The US had a rate of 4.5 per 100,000 in 2013. This rate is 45.2% lower than 1995, and 23.8 percent lower than 2005.

Connecticut had rate of 2.4 murders per 100,000 in 2013. That is 48 percent lower than 1995, and 20 percent lower than 2005.

In other words, this gun control law had little, if any impact on murder rates. In fact, the trend of reduction becomes even less significant when we compare Connecticut to s state with similar population, but lax gun control laws.

Kentucky had a murder rate of 7.2 in 1995.
In 2005, the rate was 4.6, or 36.2% lower.
In 2013, the rate was 3.8, which is 47.3% lower than 1995, and 27.4% lower than 2005.

In other words, Kentucky saw a larger decrease in their murder rate than did Connecticut, and without passing any gun control laws. The US murder rate also sharply declined during the same period.
However, when you graph the above data points, you see that the slopes are identical. The differences between them are statistically insignificant.

Saturday, June 13, 2015

Unbalanced Felon

A man allegedly shot up the Dallas Police Headquarters this morning. According to police, his name is James Lance Boulware. It turns out that he has a felony criminal record from 2013 for Felony Domestic Battery, and he was making comments about "shooting up schools and churches." He also reportedly complained about religion, Jews, Christians, and Korea. At the end of the argument, he reportedly fled with firearms, body armor, and ammunition.

I am not sureif he was convicted, pled out, or whatever, but even if this was pled to Misdemeanor DV, he was a prohibited person. What always gets me about these shooters is that it always turns out that they had previous serious brushes with the law, and the law always lets them go free.

Plan on this being used to push for the nationwide pistol license bill, which would require that everyone apply for a license and be fingerprinted to purchase a handgun, even through a private seller. Isn't it funny that every time a new gun law is proposed, an incident occurs that is tailor made to push its agenda?

Thursday, June 11, 2015

Global warming again

This story is another example of global warming climate change affecting our world! Now the water in Maine is too cold for me to eat lobster.

Monday, June 8, 2015

A fool and his money...

So a woman claiming to be a fortune teller gets her mark to give her $700,000 over the course of two years, and after the 32 year old finally realized he was being taken for a ride, goes to the police. The police charge the woman with a crime.

He wanted the medium to tell him how to get a woman to fall in love with him who was not interested in him. One year and $200,000 later, the idiot found out that the target of his affection had died, so he gave the medium another half a million, so that he could locate the woman in her reincarnated state.

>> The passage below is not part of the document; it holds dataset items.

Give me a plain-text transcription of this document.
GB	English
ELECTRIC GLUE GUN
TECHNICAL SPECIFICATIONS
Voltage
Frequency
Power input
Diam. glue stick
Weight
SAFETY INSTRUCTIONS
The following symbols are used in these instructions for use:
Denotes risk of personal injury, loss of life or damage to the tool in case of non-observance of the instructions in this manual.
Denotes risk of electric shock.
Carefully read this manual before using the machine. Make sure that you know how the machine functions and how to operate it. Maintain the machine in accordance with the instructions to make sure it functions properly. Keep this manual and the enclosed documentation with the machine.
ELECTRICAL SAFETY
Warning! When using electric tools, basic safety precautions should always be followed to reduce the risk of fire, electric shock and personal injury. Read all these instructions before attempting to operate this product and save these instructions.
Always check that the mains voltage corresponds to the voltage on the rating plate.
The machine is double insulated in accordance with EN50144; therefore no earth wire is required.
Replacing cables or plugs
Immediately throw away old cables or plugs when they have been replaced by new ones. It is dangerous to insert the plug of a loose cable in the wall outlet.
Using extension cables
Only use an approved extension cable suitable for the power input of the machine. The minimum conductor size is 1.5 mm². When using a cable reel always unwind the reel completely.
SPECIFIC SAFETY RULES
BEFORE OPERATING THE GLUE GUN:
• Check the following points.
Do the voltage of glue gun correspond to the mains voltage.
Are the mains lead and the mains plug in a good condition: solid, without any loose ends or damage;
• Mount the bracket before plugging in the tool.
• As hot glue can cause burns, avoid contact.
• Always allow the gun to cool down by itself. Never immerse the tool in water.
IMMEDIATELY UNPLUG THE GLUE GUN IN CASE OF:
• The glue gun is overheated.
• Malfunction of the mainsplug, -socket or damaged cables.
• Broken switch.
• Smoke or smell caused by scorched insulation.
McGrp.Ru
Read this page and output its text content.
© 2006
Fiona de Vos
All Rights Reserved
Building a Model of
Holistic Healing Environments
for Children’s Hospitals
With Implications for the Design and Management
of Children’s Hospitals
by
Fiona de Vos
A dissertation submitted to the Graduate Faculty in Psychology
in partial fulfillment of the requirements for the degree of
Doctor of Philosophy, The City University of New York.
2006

If you go to any person who claims that they can talk to the spirits of the dead and pay that person money, you are an idiot. You compound that if you continue to pay them to locate the reincarnated version of the woman you are pining for. Even if you believe in that reincarnation nonsense, the woman would be reincarnated as an infant.

What bothers me the most about this story is that the police are going to waste taxpayer resources to prosecute the medium. There are fortune tellers and mediums all over this country, and they are only going to prosecute the one who manages to rip off the guy who has more dollars than he does sense?

Tuesday, June 2, 2015

Vince Vaughn

Vince Vaughn just gained a bit of respect from me.

"In all of our schools it is illegal to have guns on campus, so again and again these guys go and shoot up these f***ing schools because they know there are no guns there," he said. "They are monsters killing six-year-olds. You think the politicians that run my country and your country don't have guns in the schools their kids go to?" he asked. "They do. And we should be allowed the same rights."